Judge Lets Chinese Audit Lawsuit Proceed

A federal judge is allowing a shareholder lawsuit to proceed against a group of auditing firms that signed off on audits of China Expert Technology, a company they have accused of committing accounting fraud.

This is the fourth time since 2007 that shareholders have tried to sue the audit firms, which include PKF Hong Kong, PKF New York and BDO McCabe Co. Ltd., but the judge in the case dismissed the lawsuit three times. On Tuesday, U.S, District Judge Alvin Hellerstein agreed to allow the lawsuit to move forward, according to Reuters.

In October 2007, the SEC temporarily suspended trading in the company for 12 days, saying there was "a lack of current and accurate information" concerning its securities, and there were "questions regarding the adequacy and accuracy of publicly-disseminated information" concerning its financial performance, business prospects, and current financial condition.

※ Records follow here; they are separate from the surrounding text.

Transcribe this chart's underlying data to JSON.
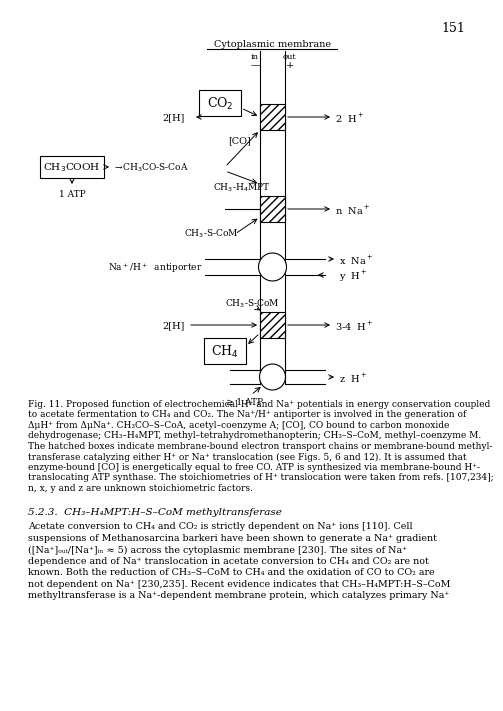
{
  "page_number": "151",
  "title_membrane": "Cytoplasmic membrane",
  "bg_color": "#ffffff",
  "fig_caption_lines": [
    "Fig. 11. Proposed function of electrochemical H⁺ and Na⁺ potentials in energy conservation coupled",
    "to acetate fermentation to CH₄ and CO₂. The Na⁺/H⁺ antiporter is involved in the generation of",
    "ΔμH⁺ from ΔμNa⁺. CH₃CO–S–CoA, acetyl–coenzyme A; [CO], CO bound to carbon monoxide",
    "dehydrogenase; CH₃–H₄MPT, methyl–tetrahydromethanopterin; CH₃–S–CoM, methyl–coenzyme M.",
    "The hatched boxes indicate membrane-bound electron transport chains or membrane-bound methyl-",
    "transferase catalyzing either H⁺ or Na⁺ translocation (see Figs. 5, 6 and 12). It is assumed that",
    "enzyme-bound [CO] is energetically equal to free CO. ATP is synthesized via membrane-bound H⁺-",
    "translocating ATP synthase. The stoichiometries of H⁺ translocation were taken from refs. [107,234];",
    "n, x, y and z are unknown stoichiometric factors."
  ],
  "section_title": "5.2.3.  CH₃–H₄MPT:H–S–CoM methyltransferase",
  "section_body_lines": [
    "Acetate conversion to CH₄ and CO₂ is strictly dependent on Na⁺ ions [110]. Cell",
    "suspensions of Methanosarcina barkeri have been shown to generate a Na⁺ gradient",
    "([Na⁺]ₒᵤₜ/[Na⁺]ᵢₙ ≈ 5) across the cytoplasmic membrane [230]. The sites of Na⁺",
    "dependence and of Na⁺ translocation in acetate conversion to CH₄ and CO₂ are not",
    "known. Both the reduction of CH₃–S–CoM to CH₄ and the oxidation of CO to CO₂ are",
    "not dependent on Na⁺ [230,235]. Recent evidence indicates that CH₃–H₄MPT:H–S–CoM",
    "methyltransferase is a Na⁺-dependent membrane protein, which catalyzes primary Na⁺"
  ]
}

China Expert Technology is one of a number of Chinese companies whose accounting and auditing have been called into question by shareholders and regulators alike. The Public Company Accounting Oversight Board has been seeking access to auditing firms in China to allow inspections of firms that audit companies whose shares trade in the U.S.

A large number of Chinese companies entered the U.S. markets by doing a reverse merger with a U.S.-based shell company. Between January 2007 and March 31, 2010, the PCAOB found that out of the 603 reported reverse merger transactions, 159 of those involved companies from the China region, while the remaining 444 transactions involved primarily U.S. companies.

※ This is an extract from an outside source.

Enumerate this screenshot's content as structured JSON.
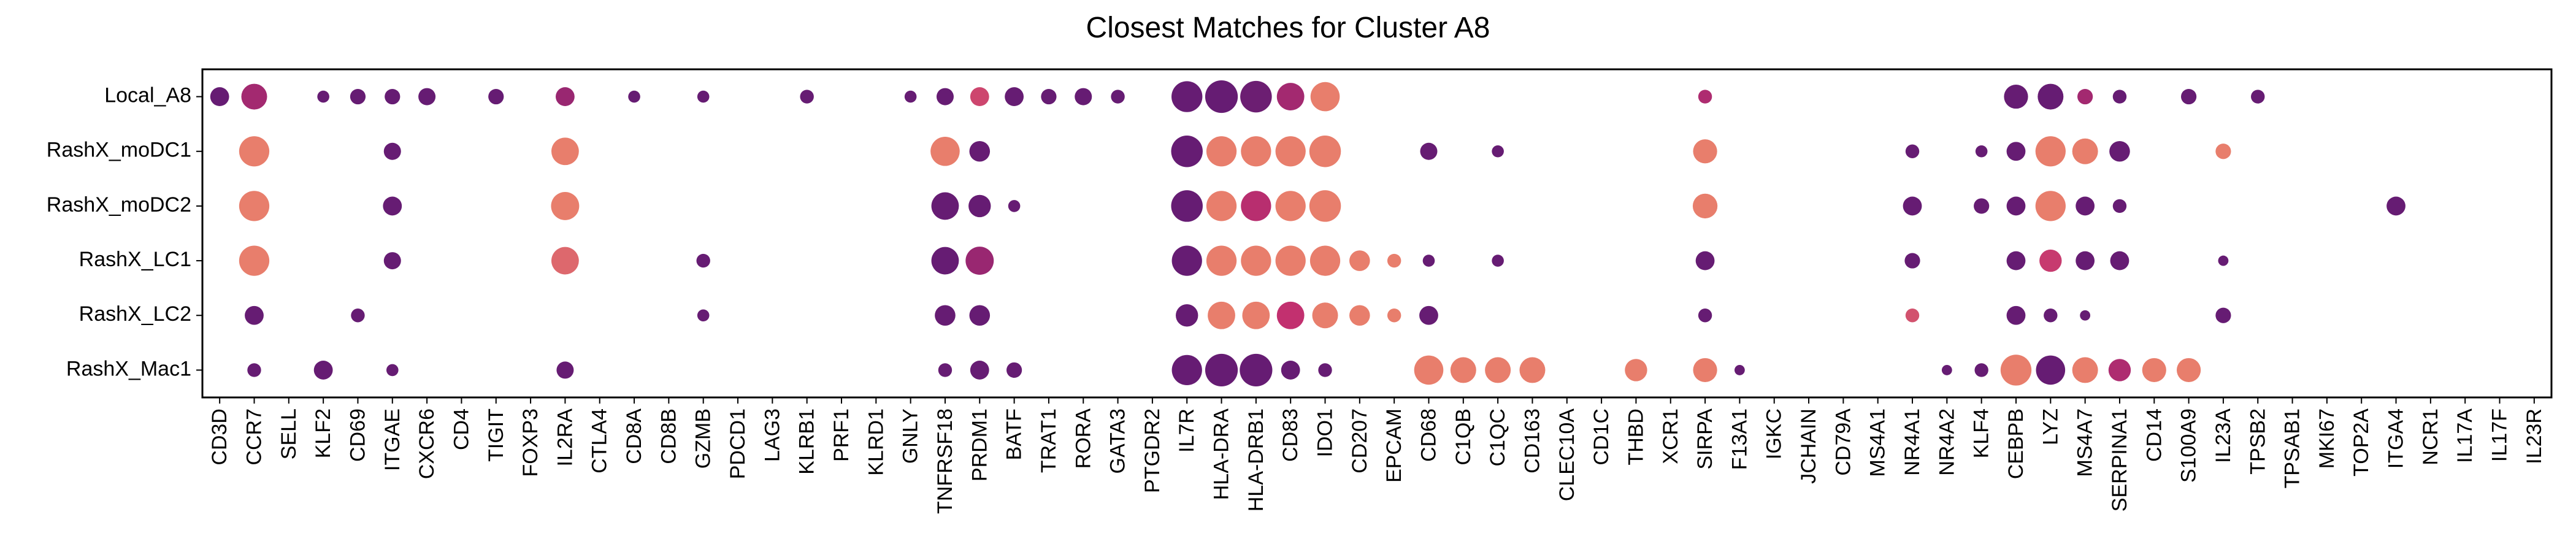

Twenty-eight auditing firms based in China and Hong Kong audited the financial statements of 230 U.S.-listed companies in 2009 and 2010, but were not inspected by the PCAOB (see PCAOB Warns on Chinese Audits and U.S. in Talks with China about Audit Inspections). Since 2010, according to Reuters, shareholder lawsuits have been filed against over 30 Chinese companies. Chinese companies that executed reverse mergers have been a particular target of short sellers.